Chapitre 8 • Ennemi par son existence défendue °1e partie°
Revenir dans mon corps ne fut pas aussi désagréable que je me l'imaginais. J'avais la sensation d'enfiler un vêtement qui collait parfaitement à la peau. Doux, chaud, je revêtis mon enveloppe pour être enfin entier.
Quand j'ouvris les yeux, je fus déstabilisé. Je dus retrouver mes repères du monde des vivants ; je venais de quitter un rêve réaliste et bien étrange. Le Cornu m'observait de ses yeux de bouc. Silencieux, il attendait que je sois enfin maitre de tous mes sens puis il me tendit un petit paquet emballé dans des feuilles jaunâtres.
— Mange ! Tu as besoin de reprendre des forces.
— Vous ne me demandez pas comment ça s'est passé ?
— Ce qui s'est déroulé entre La Cendre et toi ne me regarde en rien.
Il se leva et sa taille imposante me fit déglutir. J'avais oublié qu'il frôlait les bons trois mètres ; je ne devais être qu'un moucheron à ses yeux aussi bien pour mon infime existence sur cette Terre. J'éloignais très vite la question qui commençait à me hanter : Pourquoi rencontrais-je que des illustres personnages ? Secouant la tête, je ne devais pas me morfonde sur ma destinée. La Cendre avait été clair : rien n'était encore joué.
Je déballai le paquet et y découvris une pâte dure. Elle était formée par un mélange d'une multitude de graines, miel et un dernier aliment inconnu à mes papilles. Le gout n'était pas désagréable mais tout aussi passable. En revanche, la mastication était difficile. Je dus laisser la chaleur de ma salive ramollir la friandise pour savourer la bouchée.
— Tu reprends enfin des couleurs.
— Qu'est-ce que c'est ? lui demandais-je entre deux mastications.
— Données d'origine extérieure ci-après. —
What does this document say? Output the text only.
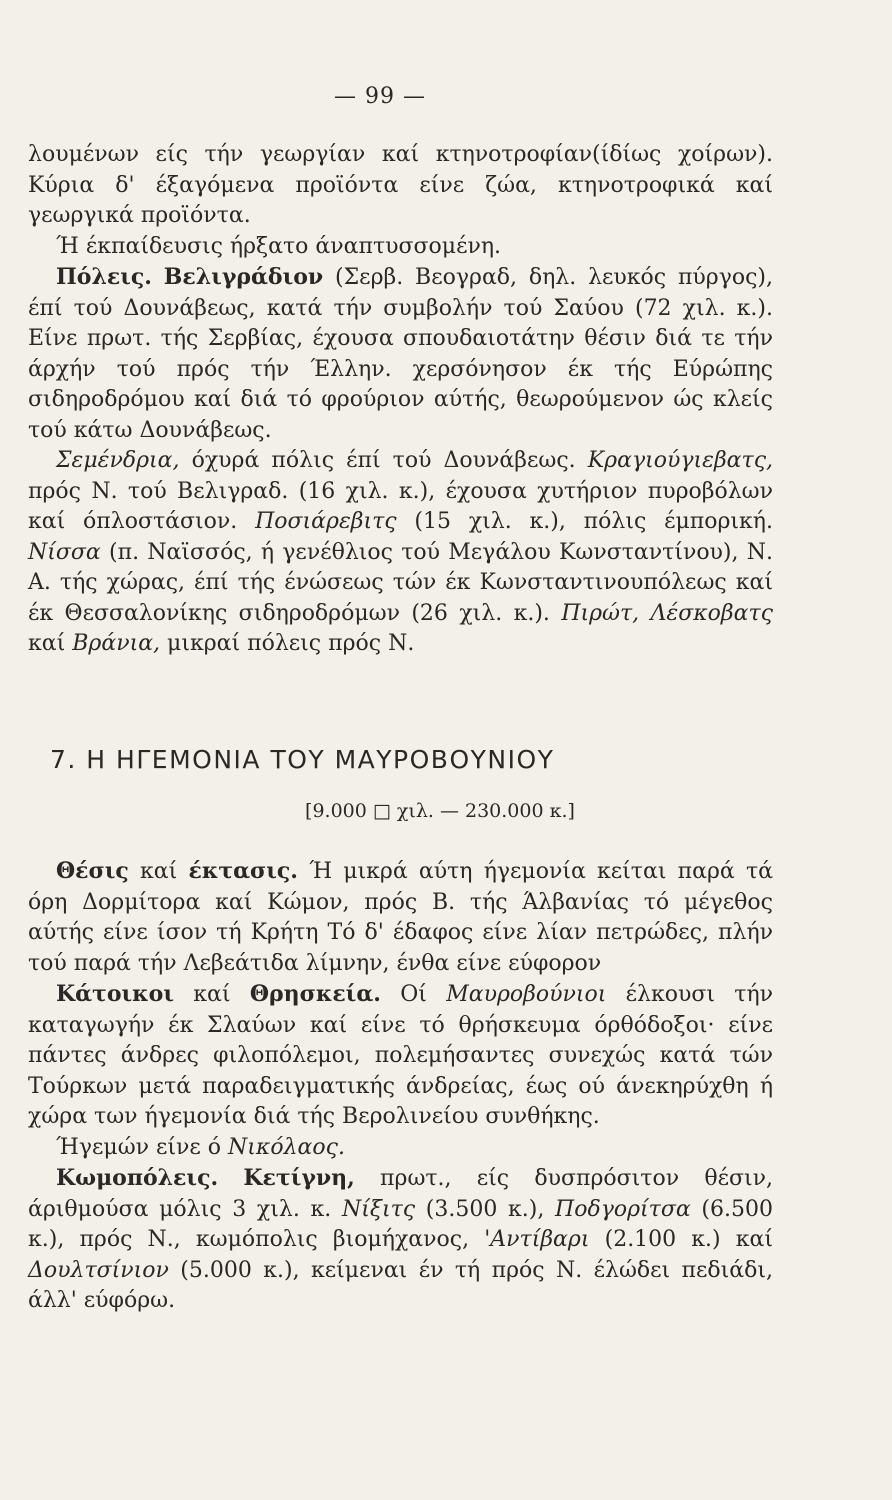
— 99 —

λουμένων είς τήν γεωργίαν καί κτηνοτροφίαν(ίδίως χοίρων). Κύρια δ' έξαγόμενα προϊόντα είνε ζώα, κτηνοτροφικά καί γεωργικά προϊόντα.

Ή έκπαίδευσις ήρξατο άναπτυσσομένη.

Πόλεις. Βελιγράδιον (Σερβ. Βεογραδ, δηλ. λευκός πύργος), έπί τού Δουνάβεως, κατά τήν συμβολήν τού Σαύου (72 χιλ. κ.). Είνε πρωτ. τής Σερβίας, έχουσα σπουδαιοτάτην θέσιν διά τε τήν άρχήν τού πρός τήν Έλλην. χερσόνησον έκ τής Εύρώπης σιδηροδρόμου καί διά τό φρούριον αύτής, θεωρούμενον ώς κλείς τού κάτω Δουνάβεως.

Σεμένδρια, όχυρά πόλις έπί τού Δουνάβεως. Κραγιούγιεβατς, πρός Ν. τού Βελιγραδ. (16 χιλ. κ.), έχουσα χυτήριον πυροβόλων καί όπλοστάσιον. Ποσιάρεβιτς (15 χιλ. κ.), πόλις έμπορική. Νίσσα (π. Ναϊσσός, ή γενέθλιος τού Μεγάλου Κωνσταντίνου), Ν. Α. τής χώρας, έπί τής ένώσεως τών έκ Κωνσταντινουπόλεως καί έκ Θεσσαλονίκης σιδηροδρόμων (26 χιλ. κ.). Πιρώτ, Λέσκοβατς καί Βράνια, μικραί πόλεις πρός Ν.

7. Η ΗΓΕΜΟΝΙΑ ΤΟΥ ΜΑΥΡΟΒΟΥΝΙΟΥ
[9.000 □ χιλ. — 230.000 κ.]

Θέσις καί έκτασις. Ή μικρά αύτη ήγεμονία κείται παρά τά όρη Δορμίτορα καί Κώμον, πρός Β. τής Άλβανίας τό μέγεθος αύτής είνε ίσον τή Κρήτη Τό δ' έδαφος είνε λίαν πετρώδες, πλήν τού παρά τήν Λεβεάτιδα λίμνην, ένθα είνε εύφορον

Κάτοικοι καί Θρησκεία. Οί Μαυροβούνιοι έλκουσι τήν καταγωγήν έκ Σλαύων καί είνε τό θρήσκευμα όρθόδοξοι· είνε πάντες άνδρες φιλοπόλεμοι, πολεμήσαντες συνεχώς κατά τών Τούρκων μετά παραδειγματικής άνδρείας, έως ού άνεκηρύχθη ή χώρα των ήγεμονία διά τής Βερολινείου συνθήκης.

Ήγεμών είνε ό Νικόλαος.

Κωμοπόλεις. Κετίγνη, πρωτ., είς δυσπρόσιτον θέσιν, άριθμούσα μόλις 3 χιλ. κ. Νίξιτς (3.500 κ.), Ποδγορίτσα (6.500 κ.), πρός Ν., κωμόπολις βιομήχανος, 'Αντίβαρι (2.100 κ.) καί Δουλτσίνιον (5.000 κ.), κείμεναι έν τή πρός Ν. έλώδει πεδιάδι, άλλ' εύφόρω.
— Un dopant. Ta petite traversée n'a pas laissé indemne ton corps physique. Ton esprit a puisé dans ses ressources pour te faire voyager dans des contrées trop éloignées pour le commun des mortels. Garde le reste pour tes prochaines escapades.
— N'est-ce pas dangereux ?
— Pour toi, pas du tout. Tu y es préparé inconsciemment bien avant ta naissance. Avec le temps, tu n'en auras plus l'utilité d'en manger. Ton corps sera habitué à tes voyages.
Était-il lui aussi au courant de mon rôle d'Énonciateur ? En même temps, ces Esprits étaient bien trop puissants pour ignorer ce qui se déroulait sous leurs yeux. Ils avaient accès à des secrets qui nous dépassaient tous et que nous n'oserions imaginer.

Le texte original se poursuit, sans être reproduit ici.